Il 21 gennaio l’Intesa San Paolo ha pubblicato le immagini della futura sede di Torino delle Gallerie d’Italia (dovrebbe aprire tra due anni). La mia attenzione è stata subito attirata da questo rendering:

Perché? Perché mi ricorda troppo l’Apple Store di Milano (aperto il 27 luglio 2018):

Insomma, ora la Apple detta la moda non solo nella elettronica, ma anche nella architettura. Tim Cook potrebbe trarne le giuste considerazioni.
Mentre noi dobbiamo constatare che la fantasia non si compra con i soldi.
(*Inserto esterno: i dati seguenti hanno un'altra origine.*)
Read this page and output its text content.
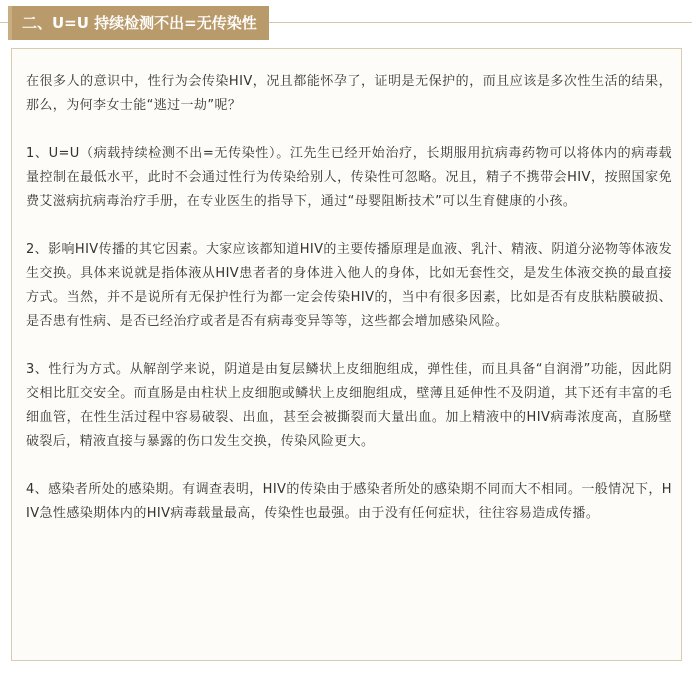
二、U=U 持续检测不出=无传染性

在很多人的意识中，性行为会传染HIV，况且都能怀孕了，证明是无保护的，而且应该是多次性生活的结果，那么，为何李女士能“逃过一劫”呢？

1、U=U（病载持续检测不出=无传染性）。江先生已经开始治疗，长期服用抗病毒药物可以将体内的病毒载量控制在最低水平，此时不会通过性行为传染给别人，传染性可忽略。况且，精子不携带会HIV，按照国家免费艾滋病抗病毒治疗手册，在专业医生的指导下，通过“母婴阻断技术”可以生育健康的小孩。

2、影响HIV传播的其它因素。大家应该都知道HIV的主要传播原理是血液、乳汁、精液、阴道分泌物等体液发生交换。具体来说就是指体液从HIV患者者的身体进入他人的身体，比如无套性交，是发生体液交换的最直接方式。当然，并不是说所有无保护性行为都一定会传染HIV的，当中有很多因素，比如是否有皮肤粘膜破损、是否患有性病、是否已经治疗或者是否有病毒变异等等，这些都会增加感染风险。

3、性行为方式。从解剖学来说，阴道是由复层鳞状上皮细胞组成，弹性佳，而且具备“自润滑”功能，因此阴交相比肛交安全。而直肠是由柱状上皮细胞或鳞状上皮细胞组成，壁薄且延伸性不及阴道，其下还有丰富的毛细血管，在性生活过程中容易破裂、出血，甚至会被撕裂而大量出血。加上精液中的HIV病毒浓度高，直肠壁破裂后，精液直接与暴露的伤口发生交换，传染风险更大。

4、感染者所处的感染期。有调查表明，HIV的传染由于感染者所处的感染期不同而大不相同。一般情况下，HIV急性感染期体内的HIV病毒载量最高，传染性也最强。由于没有任何症状，往往容易造成传播。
Certo, il settore bancario-finanziario si è sempre distinto per un alto livello di conservatorismo, ma per ogni singola azienda il rischio di non essere all’avanguardia può sempre rivelarsi fatale.


Una lettura medica

Stamattina ho pensato di essere diventato un daltonico:

Ma poi ho scoperto che è invece un fenomeno normale, che la mela diventa rossa per le Giornate mondiali contro l’AIDS. E quindi passiamo alle cose più interessanti.
È vero che la maggioranza delle persone non è particolarmente aggiornata sulle infezioni da HIV, ma non so quanto possa essere socialmente utile l’iniziativa neozelandese di creare una banca di sperma per gli uomini positivi.